Coran en français ont largement bénéficié des traductions latines antérieures dont celle de Ludovico Maracci.

La première traduction française de Du Ryer faite en 1647 dans un esprit de réfutation et de fanatisme chrétien regorge de contresens, d’omissions, d’ajouts et de maladresses de toutes sortes.
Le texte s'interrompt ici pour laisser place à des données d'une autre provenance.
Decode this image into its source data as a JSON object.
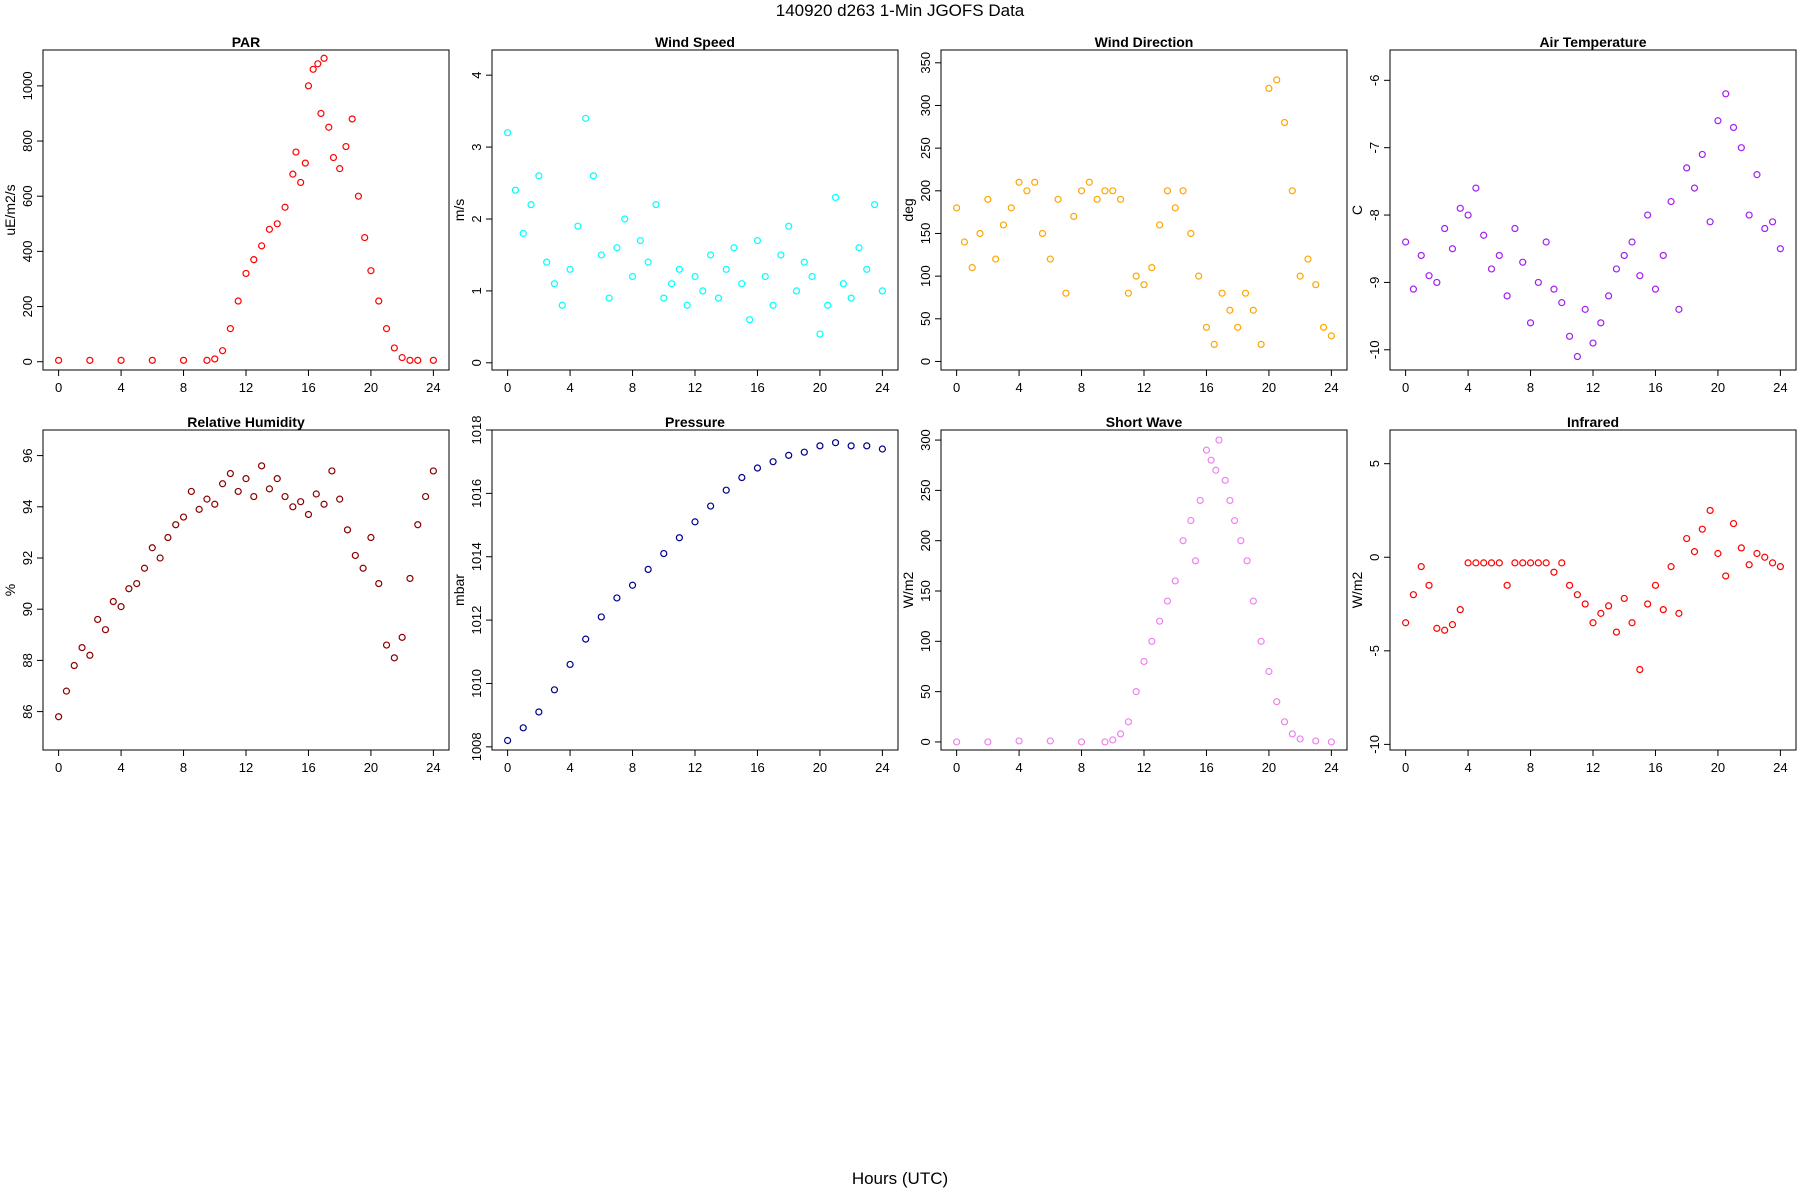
{
  "title": "140920   d263   1-Min  JGOFS Data",
  "x_axis_label": "Hours (UTC)",
  "chart_data": [
    {
      "type": "scatter",
      "title": "PAR",
      "ylabel": "uE/m2/s",
      "color": "#ff0000",
      "xlim": [
        -1,
        25
      ],
      "ylim": [
        -30,
        1130
      ],
      "x_ticks": [
        0,
        4,
        8,
        12,
        16,
        20,
        24
      ],
      "y_ticks": [
        0,
        200,
        400,
        600,
        800,
        1000
      ],
      "x": [
        0,
        2,
        4,
        6,
        8,
        9.5,
        10,
        10.5,
        11,
        11.5,
        12,
        12.5,
        13,
        13.5,
        14,
        14.5,
        15,
        15.2,
        15.5,
        15.8,
        16,
        16.3,
        16.6,
        16.8,
        17,
        17.3,
        17.6,
        18,
        18.4,
        18.8,
        19.2,
        19.6,
        20,
        20.5,
        21,
        21.5,
        22,
        22.5,
        23,
        24
      ],
      "y": [
        5,
        5,
        5,
        5,
        5,
        5,
        10,
        40,
        120,
        220,
        320,
        370,
        420,
        480,
        500,
        560,
        680,
        760,
        650,
        720,
        1000,
        1060,
        1080,
        900,
        1100,
        850,
        740,
        700,
        780,
        880,
        600,
        450,
        330,
        220,
        120,
        50,
        15,
        5,
        5,
        5
      ]
    },
    {
      "type": "scatter",
      "title": "Wind Speed",
      "ylabel": "m/s",
      "color": "#00ffff",
      "xlim": [
        -1,
        25
      ],
      "ylim": [
        -0.1,
        4.35
      ],
      "x_ticks": [
        0,
        4,
        8,
        12,
        16,
        20,
        24
      ],
      "y_ticks": [
        0,
        1,
        2,
        3,
        4
      ],
      "x": [
        0,
        0.5,
        1,
        1.5,
        2,
        2.5,
        3,
        3.5,
        4,
        4.5,
        5,
        5.5,
        6,
        6.5,
        7,
        7.5,
        8,
        8.5,
        9,
        9.5,
        10,
        10.5,
        11,
        11.5,
        12,
        12.5,
        13,
        13.5,
        14,
        14.5,
        15,
        15.5,
        16,
        16.5,
        17,
        17.5,
        18,
        18.5,
        19,
        19.5,
        20,
        20.5,
        21,
        21.5,
        22,
        22.5,
        23,
        23.5,
        24
      ],
      "y": [
        3.2,
        2.4,
        1.8,
        2.2,
        2.6,
        1.4,
        1.1,
        0.8,
        1.3,
        1.9,
        3.4,
        2.6,
        1.5,
        0.9,
        1.6,
        2.0,
        1.2,
        1.7,
        1.4,
        2.2,
        0.9,
        1.1,
        1.3,
        0.8,
        1.2,
        1.0,
        1.5,
        0.9,
        1.3,
        1.6,
        1.1,
        0.6,
        1.7,
        1.2,
        0.8,
        1.5,
        1.9,
        1.0,
        1.4,
        1.2,
        0.4,
        0.8,
        2.3,
        1.1,
        0.9,
        1.6,
        1.3,
        2.2,
        1.0
      ]
    },
    {
      "type": "scatter",
      "title": "Wind Direction",
      "ylabel": "deg",
      "color": "#ffa500",
      "xlim": [
        -1,
        25
      ],
      "ylim": [
        -10,
        365
      ],
      "x_ticks": [
        0,
        4,
        8,
        12,
        16,
        20,
        24
      ],
      "y_ticks": [
        0,
        50,
        100,
        150,
        200,
        250,
        300,
        350
      ],
      "x": [
        0,
        0.5,
        1,
        1.5,
        2,
        2.5,
        3,
        3.5,
        4,
        4.5,
        5,
        5.5,
        6,
        6.5,
        7,
        7.5,
        8,
        8.5,
        9,
        9.5,
        10,
        10.5,
        11,
        11.5,
        12,
        12.5,
        13,
        13.5,
        14,
        14.5,
        15,
        15.5,
        16,
        16.5,
        17,
        17.5,
        18,
        18.5,
        19,
        19.5,
        20,
        20.5,
        21,
        21.5,
        22,
        22.5,
        23,
        23.5,
        24
      ],
      "y": [
        180,
        140,
        110,
        150,
        190,
        120,
        160,
        180,
        210,
        200,
        210,
        150,
        120,
        190,
        80,
        170,
        200,
        210,
        190,
        200,
        200,
        190,
        80,
        100,
        90,
        110,
        160,
        200,
        180,
        200,
        150,
        100,
        40,
        20,
        80,
        60,
        40,
        80,
        60,
        20,
        320,
        330,
        280,
        200,
        100,
        120,
        90,
        40,
        30
      ]
    },
    {
      "type": "scatter",
      "title": "Air Temperature",
      "ylabel": "C",
      "color": "#a020f0",
      "xlim": [
        -1,
        25
      ],
      "ylim": [
        -10.3,
        -5.55
      ],
      "x_ticks": [
        0,
        4,
        8,
        12,
        16,
        20,
        24
      ],
      "y_ticks": [
        -10,
        -9,
        -8,
        -7,
        -6
      ],
      "x": [
        0,
        0.5,
        1,
        1.5,
        2,
        2.5,
        3,
        3.5,
        4,
        4.5,
        5,
        5.5,
        6,
        6.5,
        7,
        7.5,
        8,
        8.5,
        9,
        9.5,
        10,
        10.5,
        11,
        11.5,
        12,
        12.5,
        13,
        13.5,
        14,
        14.5,
        15,
        15.5,
        16,
        16.5,
        17,
        17.5,
        18,
        18.5,
        19,
        19.5,
        20,
        20.5,
        21,
        21.5,
        22,
        22.5,
        23,
        23.5,
        24
      ],
      "y": [
        -8.4,
        -9.1,
        -8.6,
        -8.9,
        -9.0,
        -8.2,
        -8.5,
        -7.9,
        -8.0,
        -7.6,
        -8.3,
        -8.8,
        -8.6,
        -9.2,
        -8.2,
        -8.7,
        -9.6,
        -9.0,
        -8.4,
        -9.1,
        -9.3,
        -9.8,
        -10.1,
        -9.4,
        -9.9,
        -9.6,
        -9.2,
        -8.8,
        -8.6,
        -8.4,
        -8.9,
        -8.0,
        -9.1,
        -8.6,
        -7.8,
        -9.4,
        -7.3,
        -7.6,
        -7.1,
        -8.1,
        -6.6,
        -6.2,
        -6.7,
        -7.0,
        -8.0,
        -7.4,
        -8.2,
        -8.1,
        -8.5
      ]
    },
    {
      "type": "scatter",
      "title": "Relative Humidity",
      "ylabel": "%",
      "color": "#8b0000",
      "xlim": [
        -1,
        25
      ],
      "ylim": [
        84.5,
        97.0
      ],
      "x_ticks": [
        0,
        4,
        8,
        12,
        16,
        20,
        24
      ],
      "y_ticks": [
        86,
        88,
        90,
        92,
        94,
        96
      ],
      "x": [
        0,
        0.5,
        1,
        1.5,
        2,
        2.5,
        3,
        3.5,
        4,
        4.5,
        5,
        5.5,
        6,
        6.5,
        7,
        7.5,
        8,
        8.5,
        9,
        9.5,
        10,
        10.5,
        11,
        11.5,
        12,
        12.5,
        13,
        13.5,
        14,
        14.5,
        15,
        15.5,
        16,
        16.5,
        17,
        17.5,
        18,
        18.5,
        19,
        19.5,
        20,
        20.5,
        21,
        21.5,
        22,
        22.5,
        23,
        23.5,
        24
      ],
      "y": [
        85.8,
        86.8,
        87.8,
        88.5,
        88.2,
        89.6,
        89.2,
        90.3,
        90.1,
        90.8,
        91.0,
        91.6,
        92.4,
        92.0,
        92.8,
        93.3,
        93.6,
        94.6,
        93.9,
        94.3,
        94.1,
        94.9,
        95.3,
        94.6,
        95.1,
        94.4,
        95.6,
        94.7,
        95.1,
        94.4,
        94.0,
        94.2,
        93.7,
        94.5,
        94.1,
        95.4,
        94.3,
        93.1,
        92.1,
        91.6,
        92.8,
        91.0,
        88.6,
        88.1,
        88.9,
        91.2,
        93.3,
        94.4,
        95.4
      ]
    },
    {
      "type": "scatter",
      "title": "Pressure",
      "ylabel": "mbar",
      "color": "#00008b",
      "xlim": [
        -1,
        25
      ],
      "ylim": [
        1007.9,
        1018.0
      ],
      "x_ticks": [
        0,
        4,
        8,
        12,
        16,
        20,
        24
      ],
      "y_ticks": [
        1008,
        1010,
        1012,
        1014,
        1016,
        1018
      ],
      "x": [
        0,
        1,
        2,
        3,
        4,
        5,
        6,
        7,
        8,
        9,
        10,
        11,
        12,
        13,
        14,
        15,
        16,
        17,
        18,
        19,
        20,
        21,
        22,
        23,
        24
      ],
      "y": [
        1008.2,
        1008.6,
        1009.1,
        1009.8,
        1010.6,
        1011.4,
        1012.1,
        1012.7,
        1013.1,
        1013.6,
        1014.1,
        1014.6,
        1015.1,
        1015.6,
        1016.1,
        1016.5,
        1016.8,
        1017.0,
        1017.2,
        1017.3,
        1017.5,
        1017.6,
        1017.5,
        1017.5,
        1017.4
      ]
    },
    {
      "type": "scatter",
      "title": "Short Wave",
      "ylabel": "W/m2",
      "color": "#ee82ee",
      "xlim": [
        -1,
        25
      ],
      "ylim": [
        -8,
        310
      ],
      "x_ticks": [
        0,
        4,
        8,
        12,
        16,
        20,
        24
      ],
      "y_ticks": [
        0,
        50,
        100,
        150,
        200,
        250,
        300
      ],
      "x": [
        0,
        2,
        4,
        6,
        8,
        9.5,
        10,
        10.5,
        11,
        11.5,
        12,
        12.5,
        13,
        13.5,
        14,
        14.5,
        15,
        15.3,
        15.6,
        16,
        16.3,
        16.6,
        16.8,
        17.2,
        17.5,
        17.8,
        18.2,
        18.6,
        19,
        19.5,
        20,
        20.5,
        21,
        21.5,
        22,
        23,
        24
      ],
      "y": [
        0,
        0,
        1,
        1,
        0,
        0,
        2,
        8,
        20,
        50,
        80,
        100,
        120,
        140,
        160,
        200,
        220,
        180,
        240,
        290,
        280,
        270,
        300,
        260,
        240,
        220,
        200,
        180,
        140,
        100,
        70,
        40,
        20,
        8,
        3,
        1,
        0
      ]
    },
    {
      "type": "scatter",
      "title": "Infrared",
      "ylabel": "W/m2",
      "color": "#ff0000",
      "xlim": [
        -1,
        25
      ],
      "ylim": [
        -10.3,
        6.8
      ],
      "x_ticks": [
        0,
        4,
        8,
        12,
        16,
        20,
        24
      ],
      "y_ticks": [
        -10,
        -5,
        0,
        5
      ],
      "x": [
        0,
        0.5,
        1,
        1.5,
        2,
        2.5,
        3,
        3.5,
        4,
        4.5,
        5,
        5.5,
        6,
        6.5,
        7,
        7.5,
        8,
        8.5,
        9,
        9.5,
        10,
        10.5,
        11,
        11.5,
        12,
        12.5,
        13,
        13.5,
        14,
        14.5,
        15,
        15.5,
        16,
        16.5,
        17,
        17.5,
        18,
        18.5,
        19,
        19.5,
        20,
        20.5,
        21,
        21.5,
        22,
        22.5,
        23,
        23.5,
        24
      ],
      "y": [
        -3.5,
        -2.0,
        -0.5,
        -1.5,
        -3.8,
        -3.9,
        -3.6,
        -2.8,
        -0.3,
        -0.3,
        -0.3,
        -0.3,
        -0.3,
        -1.5,
        -0.3,
        -0.3,
        -0.3,
        -0.3,
        -0.3,
        -0.8,
        -0.3,
        -1.5,
        -2.0,
        -2.5,
        -3.5,
        -3.0,
        -2.6,
        -4.0,
        -2.2,
        -3.5,
        -6.0,
        -2.5,
        -1.5,
        -2.8,
        -0.5,
        -3.0,
        1.0,
        0.3,
        1.5,
        2.5,
        0.2,
        -1.0,
        1.8,
        0.5,
        -0.4,
        0.2,
        0.0,
        -0.3,
        -0.5
      ]
    }
  ]
}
Cependant, elle a le mérite de se baser, pour la première fois sur le texte arabe et les exégèses musulmans en vue de pouvoir appréhender le sens des versets coraniques et de présenter pour la première fois le texte complet du saint livre, quoique la division des sourates en versets soit volontairement omise, ce qui sème la confusion et altère le texte original.

La seconde traduction connue de Savary évite les imperfections de Du Ryer et se base plus sur le texte arabe et les érudits musulmans pour élucider le sens des versets coraniques et tente de faire refléter en traduction la rhétorique distingue, le souffle cadencée et les métaphores abondantes du discours coranique, mais cette tentative altère sans cesse le texte coranique, outre que cette translation comporte aussi de nombreuses inexactitudes et imperfections et confère parfois au texte coranique une dimension déiste manifeste qui trahit l’esprit de l’époque.

La traduction de Kazimirski constitue un progrès évident par rapport aux deux traductions précédentes bien qu’elle garde toujours cet esprit de réfutation idéologique qui caractérise cette époque de la colonisation, mais elle traduit néanmoins le processus d’évolution de la traduction du Saint Coran en français qui avance à pas sûr vers plus de rigueur scientifique et de rejet des ingérences idéologiques dans les œuvres scientifiques, et inaugure l'ère des traductions plus rigoureuses et plus minutieuses faites avec la participation de musulmans comme celles de Mohammed Hamidullah (1959), Régis Blachère (1966), Denise Masson (1967), Jean Grosjean (1979), Sadok Mazigh (1979), André Chouraqui (1990), Maulana Muhammad Ali (1963 en anglais) et Gilles Valois (1990), Salah Ed-Dine Kechrid (1994), Hamza Boubakeur (1995), Cheikh Boureima Abdou Daouda (1999), Mohammed Chiadmi (2008), Malek Chebel (2009), Zeinab Abdelaziz (2009), Nabil Radhouane (2013) et Jean-Louis Michon (2014).